I'm not fond of birthday cake, and could care less for champagne or fancy wines. My idea of a celebratory treat is to indulge in the foods that fill me with pleasure, and part of that pleasure is the memories certain foods invoke.
Most holidays celebrate events or accomplishments made by other people. There's nothing personal about them. That's not how it is with birthdays. It doesn't matter how old you are or how much you dread the adding on of years, a birthday is your day -- the only one you have.
So, take my suggestion and give birthdays an extension. Permit yourself a treat and then give yourself another one. Indulge in the little luxuries that are normally denied. For me it may be edible treats, but for you it might be something entirely different -- a spa visit, a weekend getaway, a relaxing massage, a new book or jewelry.
Everyone deserves a free pass now and then to do whatever the heart desires.
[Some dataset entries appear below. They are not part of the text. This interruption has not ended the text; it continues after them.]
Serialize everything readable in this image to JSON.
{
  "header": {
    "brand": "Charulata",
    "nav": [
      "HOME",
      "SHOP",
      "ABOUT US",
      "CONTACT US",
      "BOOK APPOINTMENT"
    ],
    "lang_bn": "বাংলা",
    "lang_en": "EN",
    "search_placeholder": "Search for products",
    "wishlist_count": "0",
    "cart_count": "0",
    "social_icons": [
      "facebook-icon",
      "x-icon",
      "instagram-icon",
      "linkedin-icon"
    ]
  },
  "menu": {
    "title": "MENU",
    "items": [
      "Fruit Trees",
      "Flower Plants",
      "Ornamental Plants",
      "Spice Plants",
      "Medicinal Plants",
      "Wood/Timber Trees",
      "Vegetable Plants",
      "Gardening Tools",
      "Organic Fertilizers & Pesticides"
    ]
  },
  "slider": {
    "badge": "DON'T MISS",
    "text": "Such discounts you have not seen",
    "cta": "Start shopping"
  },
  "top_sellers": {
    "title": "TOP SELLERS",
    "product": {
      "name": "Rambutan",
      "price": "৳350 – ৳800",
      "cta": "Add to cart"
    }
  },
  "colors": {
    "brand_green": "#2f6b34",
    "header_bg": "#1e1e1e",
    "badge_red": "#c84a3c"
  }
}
What better time for personal pampering than during the month of your birth.
For the next few weeks, that's what I'll be doing. Birthdays come but once a year, but there's no law saying they have to end in 24 hours. Savor the moment. Make it last.
After all, it will be 11 more months before another year passes, and that's simply too long to wait for a bit of rugallah, Brie cheese, maraschino cherries and a bite into a perfectly delicious candy apple.